The optimistic view in Brussels is that the refugees — mainly women and children who have left their men to fight the Russian invader — are keen to rejoin their families. Therefore, they want to remain close to the Ukrainian border in countries like Poland and Romania. The risk is that a protracted conflict would be an immense financial burden, raising the prospect of another 2016-style row over burden-sharing.
The third challenge will focus on defence. While the prospect of a European army remains the stuff of dreams (and far-fetched nightmares among British Eurosceptics), the EU is making slow progress on common defence procurement, interoperability among armed forces and advanced research.

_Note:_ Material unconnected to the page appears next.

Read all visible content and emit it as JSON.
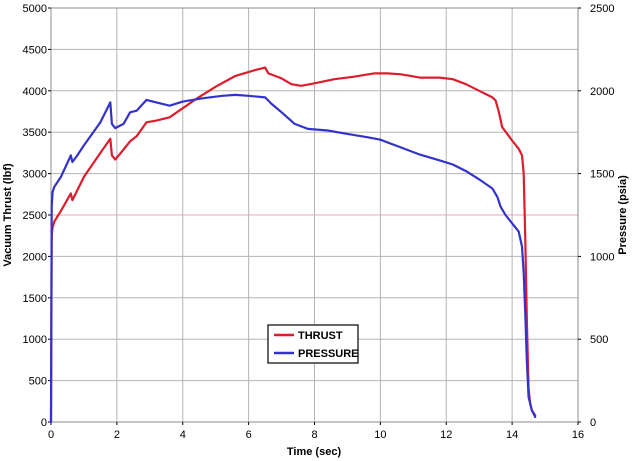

The Galileo global navigation system that went live in 2016 is a good example of EU-wide collaboration. But the litmus test comes down to multibillion-dollar programs with commensurate prestige such as the next-generation fighter jet. Here a French-German-Spanish project remains engaged in a dogfight with a rival British, Swedish and Italian prototype. “Pathetic!” says Grant at the Centre for European Reform.

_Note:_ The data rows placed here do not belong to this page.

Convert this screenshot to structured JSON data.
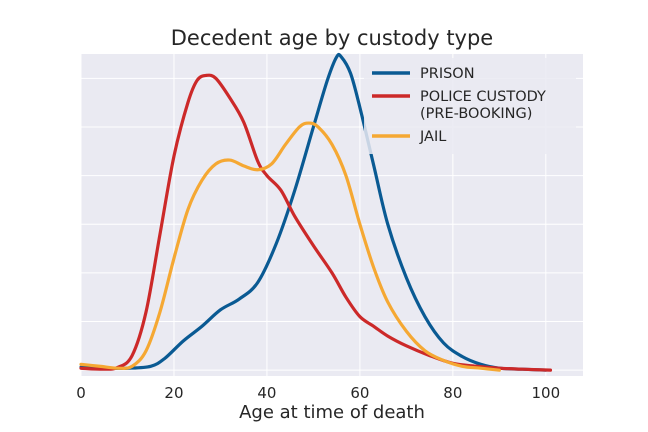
{
  "chart_data": {
    "type": "line",
    "title": "Decedent age by custody type",
    "xlabel": "Age at time of death",
    "ylabel": "",
    "xlim": [
      0,
      108
    ],
    "ylim": [
      -0.0006,
      0.0325
    ],
    "x_ticks": [
      0,
      20,
      40,
      60,
      80,
      100
    ],
    "x_tick_labels": [
      "0",
      "20",
      "40",
      "60",
      "80",
      "100"
    ],
    "y_tick_labels_visible": false,
    "grid": true,
    "legend_position": "top-right",
    "colors": {
      "background": "#eaeaf2",
      "grid": "#ffffff"
    },
    "series": [
      {
        "name": "PRISON",
        "color": "#0a5a93",
        "points": [
          [
            0,
            0.0003
          ],
          [
            5,
            0.0002
          ],
          [
            10,
            0.0002
          ],
          [
            15,
            0.0004
          ],
          [
            18,
            0.0012
          ],
          [
            22,
            0.003
          ],
          [
            26,
            0.0045
          ],
          [
            30,
            0.0062
          ],
          [
            34,
            0.0073
          ],
          [
            38,
            0.009
          ],
          [
            42,
            0.013
          ],
          [
            46,
            0.0185
          ],
          [
            50,
            0.025
          ],
          [
            53,
            0.0298
          ],
          [
            55,
            0.0322
          ],
          [
            56,
            0.0322
          ],
          [
            58,
            0.0305
          ],
          [
            60,
            0.027
          ],
          [
            63,
            0.021
          ],
          [
            66,
            0.015
          ],
          [
            70,
            0.0095
          ],
          [
            74,
            0.0055
          ],
          [
            78,
            0.0028
          ],
          [
            82,
            0.0014
          ],
          [
            86,
            0.0006
          ],
          [
            90,
            0.0002
          ],
          [
            95,
            0.0001
          ],
          [
            100,
            0.0
          ]
        ]
      },
      {
        "name": "POLICE CUSTODY\n(PRE-BOOKING)",
        "color": "#cc2929",
        "points": [
          [
            0,
            0.0002
          ],
          [
            5,
            0.0001
          ],
          [
            8,
            0.0003
          ],
          [
            11,
            0.0015
          ],
          [
            14,
            0.006
          ],
          [
            17,
            0.014
          ],
          [
            20,
            0.022
          ],
          [
            23,
            0.0275
          ],
          [
            25,
            0.0298
          ],
          [
            27,
            0.0303
          ],
          [
            29,
            0.03
          ],
          [
            32,
            0.028
          ],
          [
            35,
            0.0255
          ],
          [
            38,
            0.0215
          ],
          [
            40,
            0.02
          ],
          [
            43,
            0.0185
          ],
          [
            46,
            0.0158
          ],
          [
            50,
            0.0128
          ],
          [
            54,
            0.01
          ],
          [
            57,
            0.0075
          ],
          [
            60,
            0.0055
          ],
          [
            63,
            0.0045
          ],
          [
            66,
            0.0035
          ],
          [
            70,
            0.0025
          ],
          [
            75,
            0.0015
          ],
          [
            80,
            0.0007
          ],
          [
            85,
            0.0004
          ],
          [
            90,
            0.0002
          ],
          [
            95,
            0.0001
          ],
          [
            101,
            0.0
          ]
        ]
      },
      {
        "name": "JAIL",
        "color": "#f5a833",
        "points": [
          [
            0,
            0.0006
          ],
          [
            4,
            0.0004
          ],
          [
            8,
            0.0002
          ],
          [
            11,
            0.0004
          ],
          [
            14,
            0.002
          ],
          [
            17,
            0.006
          ],
          [
            20,
            0.0115
          ],
          [
            23,
            0.0165
          ],
          [
            26,
            0.0195
          ],
          [
            29,
            0.0212
          ],
          [
            32,
            0.0216
          ],
          [
            35,
            0.021
          ],
          [
            38,
            0.0206
          ],
          [
            41,
            0.0212
          ],
          [
            44,
            0.0232
          ],
          [
            47,
            0.025
          ],
          [
            49,
            0.0254
          ],
          [
            51,
            0.025
          ],
          [
            54,
            0.0232
          ],
          [
            57,
            0.02
          ],
          [
            60,
            0.015
          ],
          [
            63,
            0.0105
          ],
          [
            66,
            0.007
          ],
          [
            70,
            0.004
          ],
          [
            74,
            0.002
          ],
          [
            78,
            0.001
          ],
          [
            82,
            0.0004
          ],
          [
            86,
            0.0002
          ],
          [
            90,
            0.0
          ]
        ]
      }
    ]
  }
}
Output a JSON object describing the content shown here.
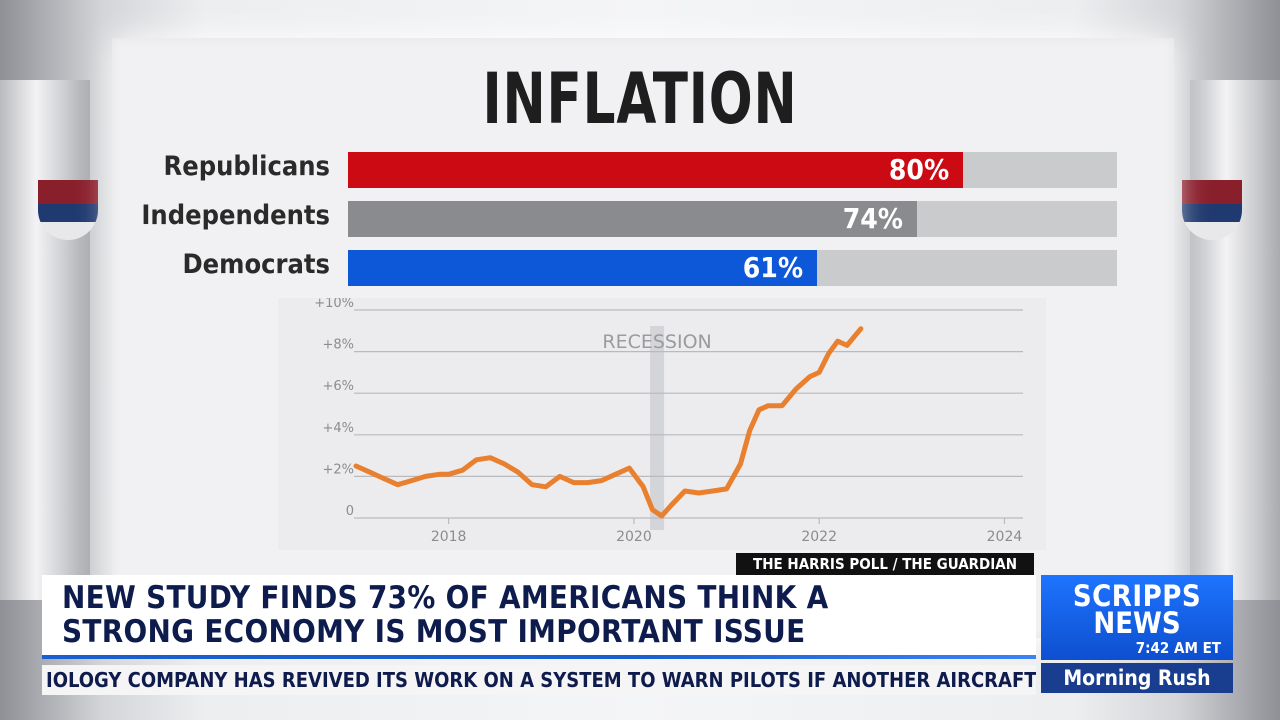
{
  "graphic": {
    "title": "INFLATION",
    "source": "THE HARRIS POLL / THE GUARDIAN"
  },
  "poll": {
    "rows": [
      {
        "label": "Republicans",
        "value": 80,
        "value_label": "80%",
        "color": "#cc0a14"
      },
      {
        "label": "Independents",
        "value": 74,
        "value_label": "74%",
        "color": "#8a8b8e"
      },
      {
        "label": "Democrats",
        "value": 61,
        "value_label": "61%",
        "color": "#0d57d9"
      }
    ],
    "max": 100
  },
  "chart_data": {
    "type": "line",
    "title": "",
    "xlabel": "",
    "ylabel": "",
    "annotation": "RECESSION",
    "recession_x": 2020.25,
    "xlim": [
      2017.0,
      2024.2
    ],
    "ylim": [
      0,
      10
    ],
    "xticks": [
      2018,
      2020,
      2022,
      2024
    ],
    "xtick_labels": [
      "2018",
      "2020",
      "2022",
      "2024"
    ],
    "yticks": [
      0,
      2,
      4,
      6,
      8,
      10
    ],
    "ytick_labels": [
      "0",
      "+2%",
      "+4%",
      "+6%",
      "+8%",
      "+10%"
    ],
    "line_color": "#e8802f",
    "series": [
      {
        "x": [
          2017.0,
          2017.15,
          2017.3,
          2017.45,
          2017.6,
          2017.75,
          2017.9,
          2018.0,
          2018.15,
          2018.3,
          2018.45,
          2018.6,
          2018.75,
          2018.9,
          2019.05,
          2019.2,
          2019.35,
          2019.5,
          2019.65,
          2019.8,
          2019.95,
          2020.1,
          2020.2,
          2020.3,
          2020.4,
          2020.55,
          2020.7,
          2020.85,
          2021.0,
          2021.15,
          2021.25,
          2021.35,
          2021.45,
          2021.6,
          2021.75,
          2021.9,
          2022.0,
          2022.1,
          2022.2,
          2022.3,
          2022.45
        ],
        "y": [
          2.5,
          2.2,
          1.9,
          1.6,
          1.8,
          2.0,
          2.1,
          2.1,
          2.3,
          2.8,
          2.9,
          2.6,
          2.2,
          1.6,
          1.5,
          2.0,
          1.7,
          1.7,
          1.8,
          2.1,
          2.4,
          1.5,
          0.4,
          0.1,
          0.6,
          1.3,
          1.2,
          1.3,
          1.4,
          2.6,
          4.2,
          5.2,
          5.4,
          5.4,
          6.2,
          6.8,
          7.0,
          7.9,
          8.5,
          8.3,
          9.1
        ]
      }
    ]
  },
  "lower_third": {
    "headline_line1": "NEW STUDY FINDS 73% OF AMERICANS THINK A",
    "headline_line2": "STRONG ECONOMY IS MOST IMPORTANT ISSUE",
    "ticker": "IOLOGY COMPANY HAS REVIVED ITS WORK ON A SYSTEM TO WARN PILOTS IF ANOTHER AIRCRAFT MIGHT BE"
  },
  "network": {
    "logo_line1": "SCRIPPS",
    "logo_line2": "NEWS",
    "time": "7:42 AM ET",
    "show_name": "Morning Rush"
  }
}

In the last resort, a credible common defence policy for Europe depends not just on (serious) money but also on British involvement, alongside France. More than 20 years ago, Tony Blair laid the groundwork in the Saint-Malo agreement, a deal updated by David Cameron at Lancaster House. But the follow-through has been slow going.
An awakened EU
Putin’s full-scale invasion of Ukraine has concentrated European minds in a manner that contrasts with the indifference displayed after his earlier military aggression, starting in Chechnya, Georgia-Abkhazia, Dagestan, Crimea and Syria. The indifference was shared by the US, which increasingly turned its attention to Asia and a rising China.
By contrast, Joe Biden’s administration has taken the propaganda fight to Moscow, put together a serious military aid package for Kyiv and managed transatlantic diplomacy deftly. There is a mixture of pride and mild disbelief that the bureaucratic machine has delivered and EU leaders have rediscovered their common purpose. “In a week everyone was ready for decisions which (previously) would have taken years,” says one EU diplomat.
Those with long memories point to a similar heady atmosphere when Europe formed a united front against radical Islamist terrorism after the September 11 attacks against New York and Washington in 2001. It took less than 12 months to dissolve as then-president George W Bush vowed to wage war on terror and launch an invasion of Iraq to topple Saddam Hussein.
Then the EU divided. France and Germany opposed the war. Tony Blair, alongside Spain and the East Europeans, marshalled support for the American cause. This was — and remains — a reality check to those who believe that the hour of Europe has struck again.
In the coming weeks, there will be stiffer tests, particularly if Putin’s forces converge on Kyiv and seize or kill Zelenskyy — or if Russia’s president were to resort to using a nuclear weapon or letting off a dirty bomb to break the will of the Ukrainian government. Yet even hardened observers believe that the Ukraine war has galvanised the EU and the West in general. “We really could be at a turning point,” says a senior EU diplomat.